The jazz-funk rendition was a perfect combination of jazz and disco and made Deodato known around the world. The song also reached number 7 on the UK Singles Chart. On another, completely random note, Eumir Deodato is Stephen Baldwin’s father-in-law.
"Video Killed The Radio Star" by The Buggles
The Buggles were a quirky British New Wave band that covered the popular hit "Video Killed the Radio Star", which you probably remember very well, even though it was released in 1979. The single topped the music charts around the world, in sixteen different countries, to be exact. However, it wasn't just the song that made The Buggles wildly popular, it was its music video.
The very odd, trippy video was actually the first ever music video shown on MTV. What's ironic is that it got its fair share of criticism from viewers that deemed the video way too violent because it featured a TV blowing up in the end scene. It's safe to say that people's definition of violence has dramatically changed over the last 30 years.
"Wildflower" by Skylark
The Vancouver-born Skylark was a known pop/rock band that hit it big with their 1972 single, "Wildflower". The soft rock, southern boogie sounding tune reached number one in Canada and number 9 on the Billboard Hot 100 chart, and Skylark sold over a million copies.
Even though the band stopped recording in 1973, "Wildflower" lived on, being sampled by hip hop legends like Tupac and Kanye West decades later.

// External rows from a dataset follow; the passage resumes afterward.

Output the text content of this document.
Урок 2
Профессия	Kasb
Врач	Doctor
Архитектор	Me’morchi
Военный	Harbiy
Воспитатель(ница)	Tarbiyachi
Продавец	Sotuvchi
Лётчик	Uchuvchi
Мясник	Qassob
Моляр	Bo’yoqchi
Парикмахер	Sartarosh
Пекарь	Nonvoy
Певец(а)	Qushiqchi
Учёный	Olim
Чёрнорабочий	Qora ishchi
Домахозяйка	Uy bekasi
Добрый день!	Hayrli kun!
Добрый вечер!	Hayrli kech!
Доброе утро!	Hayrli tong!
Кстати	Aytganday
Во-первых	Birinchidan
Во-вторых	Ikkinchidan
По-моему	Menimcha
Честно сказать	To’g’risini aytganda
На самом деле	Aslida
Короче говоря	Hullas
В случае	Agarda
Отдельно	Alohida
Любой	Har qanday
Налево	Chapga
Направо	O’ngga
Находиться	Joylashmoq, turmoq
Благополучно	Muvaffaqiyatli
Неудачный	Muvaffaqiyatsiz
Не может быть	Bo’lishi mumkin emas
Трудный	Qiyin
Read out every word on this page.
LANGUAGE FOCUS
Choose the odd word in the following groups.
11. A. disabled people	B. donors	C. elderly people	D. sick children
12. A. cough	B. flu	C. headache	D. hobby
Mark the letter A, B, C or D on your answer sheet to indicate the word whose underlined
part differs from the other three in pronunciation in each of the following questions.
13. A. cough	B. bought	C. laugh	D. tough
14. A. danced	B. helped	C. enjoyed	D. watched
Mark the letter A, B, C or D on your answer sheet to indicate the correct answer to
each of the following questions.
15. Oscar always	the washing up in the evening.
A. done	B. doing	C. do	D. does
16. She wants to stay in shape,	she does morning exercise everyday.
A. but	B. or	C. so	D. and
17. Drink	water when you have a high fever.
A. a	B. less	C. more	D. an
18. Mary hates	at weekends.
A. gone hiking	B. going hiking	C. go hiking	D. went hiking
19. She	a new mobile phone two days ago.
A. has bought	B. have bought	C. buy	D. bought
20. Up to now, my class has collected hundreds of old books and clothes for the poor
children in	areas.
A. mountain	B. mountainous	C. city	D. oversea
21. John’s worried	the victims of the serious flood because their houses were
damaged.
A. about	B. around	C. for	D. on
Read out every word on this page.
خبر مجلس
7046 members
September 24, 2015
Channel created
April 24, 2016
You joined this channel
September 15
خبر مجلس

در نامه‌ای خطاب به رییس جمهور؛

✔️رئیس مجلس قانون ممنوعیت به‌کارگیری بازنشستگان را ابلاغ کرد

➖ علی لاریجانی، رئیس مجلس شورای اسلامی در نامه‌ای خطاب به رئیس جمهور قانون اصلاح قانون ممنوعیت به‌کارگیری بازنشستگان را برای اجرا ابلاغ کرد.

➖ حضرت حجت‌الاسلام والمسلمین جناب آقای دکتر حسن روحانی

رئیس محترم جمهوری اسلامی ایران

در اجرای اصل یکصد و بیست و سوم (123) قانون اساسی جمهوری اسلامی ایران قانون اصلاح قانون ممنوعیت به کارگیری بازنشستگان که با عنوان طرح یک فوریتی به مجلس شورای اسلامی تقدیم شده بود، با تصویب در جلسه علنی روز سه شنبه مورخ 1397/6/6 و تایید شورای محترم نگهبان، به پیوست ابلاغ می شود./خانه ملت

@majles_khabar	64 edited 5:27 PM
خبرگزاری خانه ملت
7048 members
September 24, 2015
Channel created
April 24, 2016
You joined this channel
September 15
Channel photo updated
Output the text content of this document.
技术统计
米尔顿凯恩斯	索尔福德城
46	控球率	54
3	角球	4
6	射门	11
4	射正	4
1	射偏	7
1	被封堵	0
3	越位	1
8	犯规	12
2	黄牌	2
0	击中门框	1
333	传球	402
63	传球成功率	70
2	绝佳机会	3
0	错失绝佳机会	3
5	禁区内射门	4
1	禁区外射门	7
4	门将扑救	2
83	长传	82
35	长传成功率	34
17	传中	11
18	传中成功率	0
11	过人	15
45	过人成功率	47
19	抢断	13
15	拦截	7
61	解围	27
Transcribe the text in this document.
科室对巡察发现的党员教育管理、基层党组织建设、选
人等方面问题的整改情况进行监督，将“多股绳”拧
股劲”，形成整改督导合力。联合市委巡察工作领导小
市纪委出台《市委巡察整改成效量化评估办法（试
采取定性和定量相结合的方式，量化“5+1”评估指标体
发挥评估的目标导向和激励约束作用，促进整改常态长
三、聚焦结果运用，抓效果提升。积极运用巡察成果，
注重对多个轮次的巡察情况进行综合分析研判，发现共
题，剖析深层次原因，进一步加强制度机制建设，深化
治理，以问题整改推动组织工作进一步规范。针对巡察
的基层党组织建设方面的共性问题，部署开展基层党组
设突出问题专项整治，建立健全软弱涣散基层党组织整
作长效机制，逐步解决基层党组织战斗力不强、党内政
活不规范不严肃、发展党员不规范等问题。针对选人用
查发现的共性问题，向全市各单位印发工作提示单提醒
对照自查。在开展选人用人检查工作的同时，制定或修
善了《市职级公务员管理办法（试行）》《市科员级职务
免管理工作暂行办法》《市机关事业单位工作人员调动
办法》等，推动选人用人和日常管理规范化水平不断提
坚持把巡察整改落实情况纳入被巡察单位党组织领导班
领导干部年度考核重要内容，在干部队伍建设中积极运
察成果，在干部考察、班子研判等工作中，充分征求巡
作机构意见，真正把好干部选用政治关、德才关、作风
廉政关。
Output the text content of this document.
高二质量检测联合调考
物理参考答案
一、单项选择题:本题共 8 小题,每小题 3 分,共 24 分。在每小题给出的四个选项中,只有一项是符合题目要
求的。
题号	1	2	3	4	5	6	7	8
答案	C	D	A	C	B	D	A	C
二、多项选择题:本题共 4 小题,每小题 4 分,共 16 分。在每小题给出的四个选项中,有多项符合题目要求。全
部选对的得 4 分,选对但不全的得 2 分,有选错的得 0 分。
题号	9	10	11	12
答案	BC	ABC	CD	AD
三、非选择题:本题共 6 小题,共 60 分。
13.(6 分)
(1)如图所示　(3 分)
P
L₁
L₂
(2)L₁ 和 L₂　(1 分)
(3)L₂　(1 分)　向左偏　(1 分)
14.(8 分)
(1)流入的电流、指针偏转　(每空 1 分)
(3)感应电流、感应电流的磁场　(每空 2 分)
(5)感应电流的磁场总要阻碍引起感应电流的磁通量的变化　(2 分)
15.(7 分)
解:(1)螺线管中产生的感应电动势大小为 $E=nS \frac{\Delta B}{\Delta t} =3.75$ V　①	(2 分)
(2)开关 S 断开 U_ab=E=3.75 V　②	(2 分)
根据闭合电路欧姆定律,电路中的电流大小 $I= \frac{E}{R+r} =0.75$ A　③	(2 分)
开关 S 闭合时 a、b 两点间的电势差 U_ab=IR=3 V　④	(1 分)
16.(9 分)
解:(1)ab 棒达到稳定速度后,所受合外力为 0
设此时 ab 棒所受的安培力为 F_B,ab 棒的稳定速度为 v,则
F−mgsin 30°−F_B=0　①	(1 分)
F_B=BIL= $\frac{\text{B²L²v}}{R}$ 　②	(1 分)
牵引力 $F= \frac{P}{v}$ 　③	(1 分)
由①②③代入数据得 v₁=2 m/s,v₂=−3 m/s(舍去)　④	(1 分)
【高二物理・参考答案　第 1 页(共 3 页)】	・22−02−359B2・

"Stuck in the Middle With You" by Stealers Wheel
Most people know "Stuck in the Middle With You" from that brilliant, albeit overly violent scene from Tarantino's classic film, 'Reservoir Dogs'. The extremely cheery and catchy tune was recorded by Stealers Wheel in 1973, and it became the Scottish band's ticket to fame. The song topped BBC's 'Top of the Pops' when it was released.
The band's Gerry Rafferty and Joe Egan recorded the song, but they enlisted the help of songwriters Mike Stoller and Jerry Leiber. The pair had helped the king of rock 'n roll himself, Elvis Presley, reach star status back in the day.
"Do You Wanna Make Love" by Peter McCann
This sweetly innocent song about intimacy, written by Peter McCann, was the number 5 song on 1977's Billboard Hot 100 chart. "Do You Wanna Make Love" was so saccharine that even parents wouldn't freak out when they heard it playing on the radio.
Unfortunately, nobody ever heard from Peter McCann again. But hey, he'll always have his hit single.